Ado had six of his points in the first quarter points. He had scored six or fewer points in five games leading up to Wednesday. Howland praised Peters for getting Ado the ball in perfect situations.
“Even though he missed a couple, he took more left-handed hook shots tonight than he’s taken all year, and you have no idea how happy that makes us,” Howland said. “He has a great left, but he doesn’t want to use it in the games, and he’s finally doing it.”
Despite the production of Holman, Ado, and Stapleton, Nebraska coach Tim Miles said Peters was the primary weapon, even though he missed all three or his shots.
“We were trying to play everything in, but what we couldn’t do was get the ball out of his hands, so he was able to find people late,” said Miles, whose team ended its season at 22-11. “He made Ado score. He probably took his five layups and did the heavy work for him. I thought about going under his ball screen, thought about trapping him, but we didn’t want to get all extended.

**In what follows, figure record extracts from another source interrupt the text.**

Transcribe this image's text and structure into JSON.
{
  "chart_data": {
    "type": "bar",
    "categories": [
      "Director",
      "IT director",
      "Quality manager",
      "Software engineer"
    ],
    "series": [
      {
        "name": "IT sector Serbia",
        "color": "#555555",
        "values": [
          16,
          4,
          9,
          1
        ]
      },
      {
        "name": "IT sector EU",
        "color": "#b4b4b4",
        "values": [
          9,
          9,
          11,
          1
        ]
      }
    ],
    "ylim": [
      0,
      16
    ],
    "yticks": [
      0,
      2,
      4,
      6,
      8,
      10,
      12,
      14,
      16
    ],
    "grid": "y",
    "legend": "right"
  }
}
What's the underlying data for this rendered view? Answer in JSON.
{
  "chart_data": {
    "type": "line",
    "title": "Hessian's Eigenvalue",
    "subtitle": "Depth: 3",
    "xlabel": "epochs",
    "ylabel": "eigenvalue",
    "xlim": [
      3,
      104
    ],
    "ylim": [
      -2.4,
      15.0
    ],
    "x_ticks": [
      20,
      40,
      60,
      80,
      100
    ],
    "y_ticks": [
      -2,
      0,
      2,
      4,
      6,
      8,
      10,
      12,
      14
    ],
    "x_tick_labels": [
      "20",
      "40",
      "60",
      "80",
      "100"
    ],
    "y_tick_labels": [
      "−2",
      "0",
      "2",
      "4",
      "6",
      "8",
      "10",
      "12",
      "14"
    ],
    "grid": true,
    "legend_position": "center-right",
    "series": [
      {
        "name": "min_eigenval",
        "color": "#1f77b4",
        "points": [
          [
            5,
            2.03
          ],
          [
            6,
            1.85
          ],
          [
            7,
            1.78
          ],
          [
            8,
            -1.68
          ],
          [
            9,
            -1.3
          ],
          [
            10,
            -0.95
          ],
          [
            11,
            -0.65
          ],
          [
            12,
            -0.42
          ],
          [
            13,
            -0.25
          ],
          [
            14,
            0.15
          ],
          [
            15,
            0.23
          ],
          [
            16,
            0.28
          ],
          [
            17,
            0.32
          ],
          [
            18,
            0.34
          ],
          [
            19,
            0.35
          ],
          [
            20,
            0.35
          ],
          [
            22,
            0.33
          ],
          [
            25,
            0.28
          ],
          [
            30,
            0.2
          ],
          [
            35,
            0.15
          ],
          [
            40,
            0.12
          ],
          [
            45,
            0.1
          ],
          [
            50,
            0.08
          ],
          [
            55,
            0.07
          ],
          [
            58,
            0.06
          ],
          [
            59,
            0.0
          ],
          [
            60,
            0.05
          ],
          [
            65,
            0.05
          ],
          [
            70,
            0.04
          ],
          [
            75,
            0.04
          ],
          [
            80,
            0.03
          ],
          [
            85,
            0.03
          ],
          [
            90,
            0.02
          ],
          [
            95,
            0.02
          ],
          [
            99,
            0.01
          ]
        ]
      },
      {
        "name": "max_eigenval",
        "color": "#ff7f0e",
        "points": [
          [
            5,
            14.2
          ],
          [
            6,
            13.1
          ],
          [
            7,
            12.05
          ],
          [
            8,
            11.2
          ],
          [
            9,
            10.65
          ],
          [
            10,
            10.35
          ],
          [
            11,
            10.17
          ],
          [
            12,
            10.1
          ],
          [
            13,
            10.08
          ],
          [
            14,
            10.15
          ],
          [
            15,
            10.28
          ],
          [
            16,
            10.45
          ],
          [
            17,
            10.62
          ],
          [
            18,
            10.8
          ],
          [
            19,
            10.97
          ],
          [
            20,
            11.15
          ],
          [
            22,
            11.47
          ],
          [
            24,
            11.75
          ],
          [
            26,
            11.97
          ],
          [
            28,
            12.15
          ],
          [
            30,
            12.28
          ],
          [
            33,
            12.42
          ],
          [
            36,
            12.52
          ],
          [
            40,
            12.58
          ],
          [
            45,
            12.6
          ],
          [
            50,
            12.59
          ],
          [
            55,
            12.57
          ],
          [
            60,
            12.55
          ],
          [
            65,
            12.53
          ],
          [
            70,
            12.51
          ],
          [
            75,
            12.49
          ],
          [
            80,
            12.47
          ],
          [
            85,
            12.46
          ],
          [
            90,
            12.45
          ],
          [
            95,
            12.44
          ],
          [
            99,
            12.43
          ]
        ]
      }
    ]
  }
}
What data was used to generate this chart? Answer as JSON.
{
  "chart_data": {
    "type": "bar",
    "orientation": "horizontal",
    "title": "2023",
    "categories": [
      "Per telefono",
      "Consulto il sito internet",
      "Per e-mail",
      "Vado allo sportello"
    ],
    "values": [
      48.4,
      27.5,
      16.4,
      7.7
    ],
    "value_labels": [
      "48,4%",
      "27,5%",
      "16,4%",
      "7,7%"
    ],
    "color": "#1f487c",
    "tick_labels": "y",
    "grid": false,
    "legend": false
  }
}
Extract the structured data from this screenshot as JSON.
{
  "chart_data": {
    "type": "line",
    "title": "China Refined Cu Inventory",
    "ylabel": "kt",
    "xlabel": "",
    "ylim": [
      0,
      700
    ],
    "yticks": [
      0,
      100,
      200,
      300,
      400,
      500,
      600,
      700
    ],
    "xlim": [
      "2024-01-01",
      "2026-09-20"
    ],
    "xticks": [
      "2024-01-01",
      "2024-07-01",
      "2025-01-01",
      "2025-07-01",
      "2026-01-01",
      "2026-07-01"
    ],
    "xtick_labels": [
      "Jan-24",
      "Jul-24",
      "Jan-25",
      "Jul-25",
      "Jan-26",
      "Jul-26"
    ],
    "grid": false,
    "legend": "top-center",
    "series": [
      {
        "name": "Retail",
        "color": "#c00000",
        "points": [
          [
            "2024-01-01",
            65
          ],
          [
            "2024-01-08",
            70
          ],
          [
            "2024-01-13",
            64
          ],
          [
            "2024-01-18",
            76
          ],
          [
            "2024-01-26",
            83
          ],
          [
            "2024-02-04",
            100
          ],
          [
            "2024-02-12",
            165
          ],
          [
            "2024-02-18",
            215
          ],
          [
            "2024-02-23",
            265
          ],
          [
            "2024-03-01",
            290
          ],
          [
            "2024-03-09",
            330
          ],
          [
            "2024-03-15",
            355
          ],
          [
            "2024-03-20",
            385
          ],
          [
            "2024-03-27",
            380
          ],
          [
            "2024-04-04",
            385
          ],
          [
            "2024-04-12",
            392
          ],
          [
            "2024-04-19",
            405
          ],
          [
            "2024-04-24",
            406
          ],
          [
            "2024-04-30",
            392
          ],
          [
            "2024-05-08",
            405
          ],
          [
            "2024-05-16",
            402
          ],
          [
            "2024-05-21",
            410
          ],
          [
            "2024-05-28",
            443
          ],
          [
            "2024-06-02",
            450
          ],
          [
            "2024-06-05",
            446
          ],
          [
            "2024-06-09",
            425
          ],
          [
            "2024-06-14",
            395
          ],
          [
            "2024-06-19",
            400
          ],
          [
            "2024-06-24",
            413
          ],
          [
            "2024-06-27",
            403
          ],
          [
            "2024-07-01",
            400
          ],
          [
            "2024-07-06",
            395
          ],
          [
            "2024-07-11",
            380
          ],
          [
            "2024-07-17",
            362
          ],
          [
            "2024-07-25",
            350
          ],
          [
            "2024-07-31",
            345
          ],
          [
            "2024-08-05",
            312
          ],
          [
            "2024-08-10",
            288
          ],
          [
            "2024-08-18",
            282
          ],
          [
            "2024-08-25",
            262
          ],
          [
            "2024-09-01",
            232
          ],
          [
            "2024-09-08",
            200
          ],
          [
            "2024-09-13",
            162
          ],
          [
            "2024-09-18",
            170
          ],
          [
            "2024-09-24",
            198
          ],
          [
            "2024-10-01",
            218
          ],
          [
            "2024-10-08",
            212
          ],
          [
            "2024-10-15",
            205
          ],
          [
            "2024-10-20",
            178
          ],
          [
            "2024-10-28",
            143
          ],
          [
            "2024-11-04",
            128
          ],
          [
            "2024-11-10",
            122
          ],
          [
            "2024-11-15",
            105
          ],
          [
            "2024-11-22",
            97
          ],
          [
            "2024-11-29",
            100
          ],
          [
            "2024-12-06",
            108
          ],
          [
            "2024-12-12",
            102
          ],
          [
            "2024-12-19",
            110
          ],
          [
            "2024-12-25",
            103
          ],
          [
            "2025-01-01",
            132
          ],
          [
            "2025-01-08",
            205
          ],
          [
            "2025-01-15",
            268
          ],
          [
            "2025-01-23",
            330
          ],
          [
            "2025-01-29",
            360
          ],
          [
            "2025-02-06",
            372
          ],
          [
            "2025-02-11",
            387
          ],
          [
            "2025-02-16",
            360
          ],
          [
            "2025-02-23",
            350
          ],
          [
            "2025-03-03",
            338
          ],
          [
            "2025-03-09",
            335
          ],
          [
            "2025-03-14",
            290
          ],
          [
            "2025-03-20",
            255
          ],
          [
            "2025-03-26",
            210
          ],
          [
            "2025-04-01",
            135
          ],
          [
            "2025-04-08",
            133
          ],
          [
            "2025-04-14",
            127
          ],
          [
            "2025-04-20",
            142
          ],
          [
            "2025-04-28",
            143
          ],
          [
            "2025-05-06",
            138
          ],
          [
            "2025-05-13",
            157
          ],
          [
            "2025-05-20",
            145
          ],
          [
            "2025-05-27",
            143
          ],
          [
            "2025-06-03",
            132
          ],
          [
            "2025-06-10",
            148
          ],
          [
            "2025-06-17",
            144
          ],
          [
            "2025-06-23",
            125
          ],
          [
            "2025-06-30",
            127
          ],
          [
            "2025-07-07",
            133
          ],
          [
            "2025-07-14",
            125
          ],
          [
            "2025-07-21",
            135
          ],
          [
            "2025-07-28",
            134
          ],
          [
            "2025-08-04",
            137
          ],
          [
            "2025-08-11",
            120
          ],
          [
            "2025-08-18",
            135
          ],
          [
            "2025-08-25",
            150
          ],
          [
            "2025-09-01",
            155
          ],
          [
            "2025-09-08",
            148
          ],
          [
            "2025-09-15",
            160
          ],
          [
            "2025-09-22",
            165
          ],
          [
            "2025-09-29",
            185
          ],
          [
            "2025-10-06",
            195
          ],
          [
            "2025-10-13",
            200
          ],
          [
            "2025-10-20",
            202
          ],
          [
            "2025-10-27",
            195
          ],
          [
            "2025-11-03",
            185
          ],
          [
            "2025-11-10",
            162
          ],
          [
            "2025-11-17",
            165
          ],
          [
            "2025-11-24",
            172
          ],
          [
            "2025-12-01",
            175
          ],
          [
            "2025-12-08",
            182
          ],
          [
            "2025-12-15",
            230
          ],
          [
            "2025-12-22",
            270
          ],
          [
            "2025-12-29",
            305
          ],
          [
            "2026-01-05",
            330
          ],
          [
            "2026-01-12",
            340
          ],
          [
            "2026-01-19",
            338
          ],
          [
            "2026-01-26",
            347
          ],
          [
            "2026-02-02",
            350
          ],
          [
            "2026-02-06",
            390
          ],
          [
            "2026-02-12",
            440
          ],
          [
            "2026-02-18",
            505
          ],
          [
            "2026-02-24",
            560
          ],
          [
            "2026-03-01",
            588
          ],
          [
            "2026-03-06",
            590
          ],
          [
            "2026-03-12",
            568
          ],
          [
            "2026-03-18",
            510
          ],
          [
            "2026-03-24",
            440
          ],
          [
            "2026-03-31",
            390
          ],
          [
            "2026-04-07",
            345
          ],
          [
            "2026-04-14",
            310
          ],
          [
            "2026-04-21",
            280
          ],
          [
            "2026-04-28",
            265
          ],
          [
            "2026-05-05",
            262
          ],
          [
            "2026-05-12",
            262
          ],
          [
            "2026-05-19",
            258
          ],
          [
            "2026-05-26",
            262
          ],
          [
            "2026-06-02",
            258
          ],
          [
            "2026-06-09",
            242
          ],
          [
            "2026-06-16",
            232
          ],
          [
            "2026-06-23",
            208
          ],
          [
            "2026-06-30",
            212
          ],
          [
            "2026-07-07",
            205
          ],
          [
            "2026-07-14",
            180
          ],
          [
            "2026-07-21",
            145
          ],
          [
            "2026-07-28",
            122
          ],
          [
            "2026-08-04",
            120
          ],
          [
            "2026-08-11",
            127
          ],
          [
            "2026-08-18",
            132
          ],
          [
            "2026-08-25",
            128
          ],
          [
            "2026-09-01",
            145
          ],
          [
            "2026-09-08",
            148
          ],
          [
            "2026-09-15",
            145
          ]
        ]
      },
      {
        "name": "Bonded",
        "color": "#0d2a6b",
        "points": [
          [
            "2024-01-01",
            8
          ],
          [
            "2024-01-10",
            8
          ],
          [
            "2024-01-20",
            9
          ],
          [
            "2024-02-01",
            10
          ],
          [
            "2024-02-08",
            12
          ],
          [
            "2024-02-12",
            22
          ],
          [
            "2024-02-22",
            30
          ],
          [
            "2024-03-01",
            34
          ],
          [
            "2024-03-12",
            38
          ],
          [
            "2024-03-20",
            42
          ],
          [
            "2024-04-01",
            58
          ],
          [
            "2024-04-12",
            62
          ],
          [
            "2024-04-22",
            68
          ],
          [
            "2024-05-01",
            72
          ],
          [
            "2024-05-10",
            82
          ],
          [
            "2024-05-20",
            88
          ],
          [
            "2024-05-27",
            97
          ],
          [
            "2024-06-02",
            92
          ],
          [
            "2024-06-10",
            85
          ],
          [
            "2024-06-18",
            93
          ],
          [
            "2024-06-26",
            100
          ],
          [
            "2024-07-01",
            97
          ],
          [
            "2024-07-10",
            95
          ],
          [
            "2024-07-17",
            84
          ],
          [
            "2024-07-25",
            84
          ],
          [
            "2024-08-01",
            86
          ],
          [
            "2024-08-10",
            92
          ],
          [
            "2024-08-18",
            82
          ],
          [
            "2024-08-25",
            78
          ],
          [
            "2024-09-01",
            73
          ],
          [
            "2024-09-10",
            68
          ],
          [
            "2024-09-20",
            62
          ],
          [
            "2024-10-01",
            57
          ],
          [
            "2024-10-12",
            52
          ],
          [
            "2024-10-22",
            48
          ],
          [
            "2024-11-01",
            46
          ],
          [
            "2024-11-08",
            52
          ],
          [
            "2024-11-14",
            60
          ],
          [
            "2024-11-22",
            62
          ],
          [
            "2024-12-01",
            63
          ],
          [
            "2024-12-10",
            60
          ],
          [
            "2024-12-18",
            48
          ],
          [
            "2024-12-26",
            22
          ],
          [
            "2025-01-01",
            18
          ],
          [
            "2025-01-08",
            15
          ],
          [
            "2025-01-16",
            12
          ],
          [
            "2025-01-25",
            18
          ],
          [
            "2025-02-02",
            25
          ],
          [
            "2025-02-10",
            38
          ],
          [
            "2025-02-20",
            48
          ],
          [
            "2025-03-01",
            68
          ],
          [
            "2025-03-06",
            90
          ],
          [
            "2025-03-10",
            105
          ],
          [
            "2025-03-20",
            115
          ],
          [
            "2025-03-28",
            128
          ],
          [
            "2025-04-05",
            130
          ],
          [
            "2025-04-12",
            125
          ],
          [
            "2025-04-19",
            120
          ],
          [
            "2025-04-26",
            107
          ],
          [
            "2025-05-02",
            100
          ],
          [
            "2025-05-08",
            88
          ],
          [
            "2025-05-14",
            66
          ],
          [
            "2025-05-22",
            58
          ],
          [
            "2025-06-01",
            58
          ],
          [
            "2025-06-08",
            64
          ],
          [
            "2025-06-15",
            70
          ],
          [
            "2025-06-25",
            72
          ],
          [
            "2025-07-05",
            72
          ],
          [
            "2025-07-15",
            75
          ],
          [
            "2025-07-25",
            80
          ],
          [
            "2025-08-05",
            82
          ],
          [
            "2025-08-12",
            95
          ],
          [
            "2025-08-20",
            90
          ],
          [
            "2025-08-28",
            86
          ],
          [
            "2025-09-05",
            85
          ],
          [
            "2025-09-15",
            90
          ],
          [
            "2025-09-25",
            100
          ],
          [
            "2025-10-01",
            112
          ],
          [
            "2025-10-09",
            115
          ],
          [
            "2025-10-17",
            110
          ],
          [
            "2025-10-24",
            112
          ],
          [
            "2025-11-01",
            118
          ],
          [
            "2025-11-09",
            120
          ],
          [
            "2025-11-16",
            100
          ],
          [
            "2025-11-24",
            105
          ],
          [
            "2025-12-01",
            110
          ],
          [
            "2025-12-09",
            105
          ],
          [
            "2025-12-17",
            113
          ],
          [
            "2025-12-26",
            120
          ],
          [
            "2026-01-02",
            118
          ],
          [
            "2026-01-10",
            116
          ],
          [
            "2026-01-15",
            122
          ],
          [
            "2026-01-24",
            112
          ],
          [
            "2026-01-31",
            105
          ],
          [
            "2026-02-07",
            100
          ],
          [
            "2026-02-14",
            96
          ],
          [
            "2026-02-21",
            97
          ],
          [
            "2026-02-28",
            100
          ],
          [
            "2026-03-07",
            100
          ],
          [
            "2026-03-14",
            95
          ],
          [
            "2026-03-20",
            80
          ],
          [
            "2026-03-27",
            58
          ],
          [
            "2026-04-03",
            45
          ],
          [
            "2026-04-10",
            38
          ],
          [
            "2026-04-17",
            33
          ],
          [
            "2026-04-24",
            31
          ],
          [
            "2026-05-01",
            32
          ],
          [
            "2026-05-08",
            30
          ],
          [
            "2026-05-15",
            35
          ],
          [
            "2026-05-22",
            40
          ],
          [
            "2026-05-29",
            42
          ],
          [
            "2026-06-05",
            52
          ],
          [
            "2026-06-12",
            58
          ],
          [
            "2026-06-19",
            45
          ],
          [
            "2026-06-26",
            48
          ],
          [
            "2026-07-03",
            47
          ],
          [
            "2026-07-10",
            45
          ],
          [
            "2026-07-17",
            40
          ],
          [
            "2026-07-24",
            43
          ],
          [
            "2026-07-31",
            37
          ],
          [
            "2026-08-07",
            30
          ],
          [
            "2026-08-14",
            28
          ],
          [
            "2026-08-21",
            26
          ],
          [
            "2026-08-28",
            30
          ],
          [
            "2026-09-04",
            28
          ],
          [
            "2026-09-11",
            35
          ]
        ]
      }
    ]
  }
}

“He’s really a dynamic player, and as his shot improves, he’s really going to be a special player.”
MSU outrebounded Nebraska 47-30. It had 16 offensive rebounds that it cashed in for 12 second-chance points. That advantage helped MSU overcome six turnovers in the fourth quarter that limited the Bulldogs to seven fourth-quarter field goal attempts. Nebraska had 20 for Nebraska. The teams played four quarter rather than two halves under experimental rules being used in the NIT.
“I thought we weren’t warm to the fight early, and then when we got in foul trouble with (Isaiah) Roby and (Isaac) Copeland in there, we were too careful,” Miles said.
MSU also dominated the interior and gave Nebraska little opportunity with its extra shots. The Cornhuskers missed 11 of their last 15 shots, a fact Miles credited to MSU’s interior defense.
“Coach Howland’s team did an outstanding job of having us change shots because we missed way too many makeable inside shots,” Miles said.